The survey notes that the fiscal deficit was kept at 3.7pc of the GDP during the first nine months of the current fiscal year, the same as recorded last year in the same period.

This was achieved by “actively improving public finances by implementing reforms and initiatives related to revenue and spending”.

PSDP

According to the economic survey, the expenditures for the Public Sector Development Programme registered an increase of 14.2pc to Rs1,158.1bn in the nine-month period of Jul-Mar FY2024 against Rs1,014bn in the last year.

The document said during the year the government prioritised vital development projects and followed a strategy to rationalise the expenditures so that more resources could be available for flood-related activities.

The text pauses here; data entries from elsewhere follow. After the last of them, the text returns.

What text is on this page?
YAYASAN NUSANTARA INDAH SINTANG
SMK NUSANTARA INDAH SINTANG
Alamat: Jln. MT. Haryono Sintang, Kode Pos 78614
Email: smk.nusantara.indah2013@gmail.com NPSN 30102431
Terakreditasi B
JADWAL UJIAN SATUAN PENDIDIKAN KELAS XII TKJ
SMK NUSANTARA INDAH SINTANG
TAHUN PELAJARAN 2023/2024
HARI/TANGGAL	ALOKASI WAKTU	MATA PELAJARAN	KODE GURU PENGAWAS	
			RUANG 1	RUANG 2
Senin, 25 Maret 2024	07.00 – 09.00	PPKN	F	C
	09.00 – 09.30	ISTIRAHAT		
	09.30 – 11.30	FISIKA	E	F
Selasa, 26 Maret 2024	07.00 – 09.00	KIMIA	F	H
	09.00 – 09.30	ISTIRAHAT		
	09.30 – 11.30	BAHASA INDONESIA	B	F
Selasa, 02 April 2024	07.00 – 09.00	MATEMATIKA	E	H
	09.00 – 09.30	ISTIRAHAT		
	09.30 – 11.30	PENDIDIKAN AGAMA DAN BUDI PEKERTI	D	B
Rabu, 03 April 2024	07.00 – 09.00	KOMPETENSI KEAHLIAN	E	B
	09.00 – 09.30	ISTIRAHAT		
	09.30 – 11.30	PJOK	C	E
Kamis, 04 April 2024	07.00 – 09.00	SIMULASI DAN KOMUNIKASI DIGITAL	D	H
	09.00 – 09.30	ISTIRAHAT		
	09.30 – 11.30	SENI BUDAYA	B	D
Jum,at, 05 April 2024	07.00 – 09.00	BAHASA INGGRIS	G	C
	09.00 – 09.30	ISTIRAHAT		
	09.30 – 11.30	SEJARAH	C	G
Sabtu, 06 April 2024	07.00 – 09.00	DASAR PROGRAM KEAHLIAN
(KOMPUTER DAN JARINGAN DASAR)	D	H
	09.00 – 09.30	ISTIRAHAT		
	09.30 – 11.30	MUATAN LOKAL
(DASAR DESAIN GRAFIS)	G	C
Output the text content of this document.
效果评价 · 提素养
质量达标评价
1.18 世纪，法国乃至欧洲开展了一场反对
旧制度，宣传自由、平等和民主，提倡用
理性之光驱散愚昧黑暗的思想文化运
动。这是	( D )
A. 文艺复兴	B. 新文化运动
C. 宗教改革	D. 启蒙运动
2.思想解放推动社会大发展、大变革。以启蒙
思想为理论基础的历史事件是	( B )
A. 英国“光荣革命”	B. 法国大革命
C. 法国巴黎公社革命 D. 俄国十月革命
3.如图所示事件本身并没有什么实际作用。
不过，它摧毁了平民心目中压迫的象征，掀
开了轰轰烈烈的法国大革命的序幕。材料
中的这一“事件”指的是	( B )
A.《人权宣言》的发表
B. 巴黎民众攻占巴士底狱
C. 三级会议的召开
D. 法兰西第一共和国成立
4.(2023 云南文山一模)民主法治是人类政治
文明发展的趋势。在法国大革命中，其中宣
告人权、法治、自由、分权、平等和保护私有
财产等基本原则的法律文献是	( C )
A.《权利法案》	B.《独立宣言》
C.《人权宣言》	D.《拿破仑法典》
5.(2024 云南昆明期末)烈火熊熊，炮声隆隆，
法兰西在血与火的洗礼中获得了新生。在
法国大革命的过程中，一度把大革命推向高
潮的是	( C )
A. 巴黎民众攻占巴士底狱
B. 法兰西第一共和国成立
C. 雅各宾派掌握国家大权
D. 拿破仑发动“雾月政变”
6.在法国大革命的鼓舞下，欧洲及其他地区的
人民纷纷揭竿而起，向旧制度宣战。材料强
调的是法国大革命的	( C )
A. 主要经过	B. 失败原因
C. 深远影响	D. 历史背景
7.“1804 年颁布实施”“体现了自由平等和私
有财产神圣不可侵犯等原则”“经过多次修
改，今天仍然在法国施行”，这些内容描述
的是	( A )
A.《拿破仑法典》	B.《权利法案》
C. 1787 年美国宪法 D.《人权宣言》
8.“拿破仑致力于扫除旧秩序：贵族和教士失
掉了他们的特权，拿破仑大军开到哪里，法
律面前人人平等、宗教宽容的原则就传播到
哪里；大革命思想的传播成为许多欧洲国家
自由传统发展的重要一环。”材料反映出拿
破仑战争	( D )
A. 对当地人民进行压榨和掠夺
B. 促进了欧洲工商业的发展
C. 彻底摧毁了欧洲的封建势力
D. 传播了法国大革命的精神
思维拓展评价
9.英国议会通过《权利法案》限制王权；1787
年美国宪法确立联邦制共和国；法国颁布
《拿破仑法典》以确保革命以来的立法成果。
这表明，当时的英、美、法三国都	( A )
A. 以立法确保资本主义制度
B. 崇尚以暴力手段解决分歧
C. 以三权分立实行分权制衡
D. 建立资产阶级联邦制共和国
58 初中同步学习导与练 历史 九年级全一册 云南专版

The survey added that for the next year, priority in PSDP funding has been given to ongoing “national significant projects” nearing completion due to limited fiscal space.

“Priority was given to sectoral allocation to infrastructure projects, followed by the social sector. Within the infrastructure sector, the main focused areas are energy, transport and communication, water resources, and physical planning & housing.”

Next stage

The PES is an annual report that charts the country’s economic progress for the outgoing financial year, ie, from July 1, 2023 to June 30, 2024, and is one of the stages of the federal budget process that the public is exposed to.

The pre-budget report provides an overview of Pakistan’s economy and highlights its performance in various sectors, typically covering key indicators such as GDP growth, inflation, trade, and investment, as well as sector-specific performance in areas like agriculture, industry, and services.

The next stage (tomorrow) involves the finance minister presenting the budget for the next financial year to the National Assembly. In the ensuing weeks, lawmakers will debate on the bill’s provisions and the budget will be made into law before the fiscal year ends.

Pakistan is looking to secure a “longer and larger” bailout with the IMF, and it is likely that the lender’s conditions will factor heavily into the forthcoming budget.